In realtà le cose sono molto meno semplici. La MNW non riesce a comprendere esattamente come gestire gli UCP, ereditati dalla Radium 226.05; i dirigenti capiscono che il gruppo ha un proprio mercato, sono impressionati da alcuni nuovi demo, ma dubitano fortemente sulle potenzialità commerciali. Per cui viene decisa una mossa di rottura: viene commissionato un nuovo album alla band, con la clausola che dal successo o meno di questo prodotto dipenderà il futuro del contratto che lega le due parti.
Ian Person: “Volevano che facessimo un disco da classifica, volevano i Nirvana svedesi o storie del genere. Volevano che sfornassimo un album grezzo e semplice, come le primissime cose degli UCP – ma non facevamo più quella roba e ormai eravamo più boogie che mai!”.

Per questo nuovo capitolo discografico la MNW raccoglie il suggerimento del proprio distributore statunitense (la Cargo), che vedrebbe bene gli UCP nelle mani di Steve Albini. La label accetta di mandare il gruppo intero a Chicago, per registrare, semplicemente perché è trapelata la voce che Albini potrebbe occuparsi del prossimo disco dei Nirvana: è un nome, quindi, spendibile a livello di marketing.
La scelta viene accolta con scetticismo dai membri della band, ma un’avventura negli States non si rifiuta mai.
Patrick Caganis: “In quel momento il nostro sound era molto rock’n’roll. Voglio dire, cose molto alla Stones e Faces. […] Misero in piedi questa fuffa con Albini, ed è molto strano, perché penso che lui non abbia nulla a che vedere col blues rock’n’roll. All’epoca non lo conoscevo quasi, avevo solo sentito i Big Black e non facevano proprio musica per me”.
Henrik Rylander: “Accettammo solo perché ci mandavano a Chicago. Fu l’unico motivo”.

Alla corte di re Albini

I sei musicisti (nel frattempo si è aggiunto Anders Karlsson alle tastiere) che si imbarcano sull’aereo per Chicago nel luglio del 1992 sono decisamente ai ferri corti tra loro. Le dinamiche interne, infatti, non sono affatto migliorate rispetto all’anno passato; addirittura, visto che Patrick è sempre più perso nel suo mondo, balena l’idea di sostituirlo con l’ex chitarrista Bjorn – che però declina l’invito.
Ebbot: “A insaputa di Patrick, domandammo a Bjorn se voleva venire con noi. Eravamo convinti che Patrick avrebbe mollato tutto… era completamente fuori. […] Vivevamo una situazione durissima: c’eravamo io e Ian da una parte, dall’altra Henrik, Jan e Anders, e in mezzo c’era Patrick. E non parlavamo quasi tra di noi”.
Patrick, secondo il copione che va in scena invariato dall’anno precedente, è ancora vittima di problemi personali piuttosto invalidanti, legati a una relazione disfunzionale con una ragazza.
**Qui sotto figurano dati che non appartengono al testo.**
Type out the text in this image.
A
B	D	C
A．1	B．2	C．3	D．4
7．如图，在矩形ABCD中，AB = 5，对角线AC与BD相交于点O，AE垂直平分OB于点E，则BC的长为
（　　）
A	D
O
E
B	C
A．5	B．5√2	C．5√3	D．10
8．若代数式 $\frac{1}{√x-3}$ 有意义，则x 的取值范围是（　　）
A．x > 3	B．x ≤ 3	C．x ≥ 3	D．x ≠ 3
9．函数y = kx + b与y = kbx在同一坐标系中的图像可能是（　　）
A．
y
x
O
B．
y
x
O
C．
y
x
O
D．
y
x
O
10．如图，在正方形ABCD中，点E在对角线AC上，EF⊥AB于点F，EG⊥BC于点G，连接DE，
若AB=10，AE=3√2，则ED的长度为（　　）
All’arrivo a Chicago, comunque, i ragazzi sono entusiasti; una sensazione destinata a smorzarsi quasi subito.
Jan: “Dopo un paio di giorni che ci prendemmo per sistemarci, iniziammo a domandarci quando avremmo iniziato a incidere. Ma una telefonata allo studio ci rivelò che non era stata fatta nessuna prenotazione. Chiamammo la Cargo e ci spiegarono che saremmo stati solo un paio di giorni in studio, per poi spostarci a casa di Albini. Il problema era che lui non poteva iniziare a lavorare perché era nel mezzo dei festeggiamenti per il suo trentesimo compleanno: stava giocando a biliardo da giorni senza fermarsi, e non voleva essere disturbato”.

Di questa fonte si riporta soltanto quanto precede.